Un esecutivo che da un lato impone l’Autonomia differenziata, dall’altro approva un Decreto il cui obiettivo sarebbe l’abbattimento delle liste di attesa in sanità, che rimette al governo centrale il controllo su quanto ospedali e aziende sanitarie fanno per rispettare i tempi previsti per esami e visite specialistiche. Proprio così la Conferenza delle Regioni, a larghissima maggioranza di centrodestra, ha bocciato il Decreto del governo dello stesso campo.
In effetti le Regioni e le Province Autonome chiedono “lo stralcio dell’articolo 2 la cui attuale formulazione è quanto meno lesiva del principio di leale collaborazione, laddove prevede che a fronte delle segnalazioni di cittadini, enti locali ed associazioni di categoria l’Organismo di verifica e controllo sull’assistenza sanitaria possa accedere presso le Aziende sanitarie, scavalcando le Regioni e le Province Autonome, anche avvalendosi del supporto del Comando Carabinieri per la tutela della salute”. Oltre a ciò, la situazione è assai delicata dal momento che le Regioni sostengono che qualora quell’articolo non venisse stralciato o quanto meno modificato, conterrebbe “dei profili di illegittimità costituzionale”.
A suo tempo la Cgil aveva denunciato che quel testo altro non era che uno spot elettorale, che ripeteva provvedimenti già in vigore da anni e che non provvedeva a ciò che veramente serve: più risorse e più personale.
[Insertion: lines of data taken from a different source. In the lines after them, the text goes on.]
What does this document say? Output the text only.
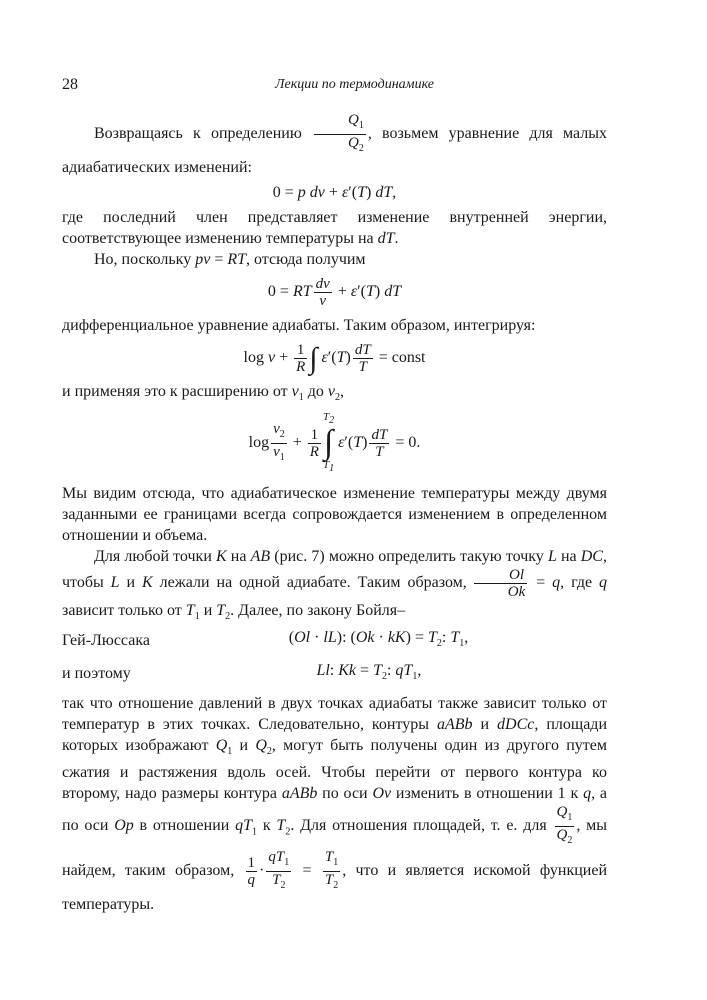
28	Лекции по термодинамике

Возвращаясь к определению $\frac{Q_1}{Q_2}$ , возьмем уравнение для малых адиабатических изменений:

0 = p dv + ε′(T) dT,

где последний член представляет изменение внутренней энергии, соответствующее изменению температуры на dT.

Но, поскольку pv = RT, отсюда получим

0 = RT $\frac{dv}{v} + \varepsilon'(T)$ dT

дифференциальное уравнение адиабаты. Таким образом, интегрируя:

$\log v + \frac{1}{R}$ ∫ $\varepsilon'(T) \frac{dT}{T}$ = const

и применяя это к расширению от $v_1$ до $v_2$,

$\log \frac{v_2}{v_1} + \frac{1}{R}$
$T_2$
∫
$T_1$
$\varepsilon'(T) \frac{dT}{T} = 0$.

Мы видим отсюда, что адиабатическое изменение температуры между двумя заданными ее границами всегда сопровождается изменением в определенном отношении и объема.

Для любой точки K на AB (рис. 7) можно определить такую точку L на DC, чтобы L и K лежали на одной адиабате. Таким образом, $\frac{Ol}{Ok} = q$, где q зависит только от $T_1$ и $T_2$. Далее, по закону Бойля–

Гей-Люссака	(Ol · lL): $(Ok \cdot kK) = T_2$: $T_1$,
и поэтому	Ll: $Kk = T_2$: $qT_1$,

так что отношение давлений в двух точках адиабаты также зависит только от температур в этих точках. Следовательно, контуры aABb и dDCc, площади которых изображают $Q_1$ и $Q_2$, могут быть получены один из другого путем сжатия и растяжения вдоль осей. Чтобы перейти от первого контура ко второму, надо размеры контура aABb по оси Ov изменить в отношении 1 к q, а по оси Op в отношении $qT_1$ к $T_2$. Для отношения площадей, т. е. для $\frac{Q_1}{Q_2}$ , мы найдем, таким образом, $\frac{1}{q} \cdot \frac{qT_1}{T_2} = \frac{T_1}{T_2}$ , что и является искомой функцией температуры.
Al contrario, contempla un ulteriore dislocazione di risorse destinate alla sanità pubblica verso le strutture private. Dopo la bocciatura delle Regioni, Daniela Barbaresi, segretaria nazionale della Cgil, sostiene che: “La bocciatura delle Regioni al decreto liste d’attesa brucia la propaganda governativa più delle temperature di questi giorni. Ciò dovrebbe preoccupare molto il Ministro della Salute e indurlo ad occuparsi seriamente del Servizio Sanitario Nazionale abbandonando la strada dello smantellamento”.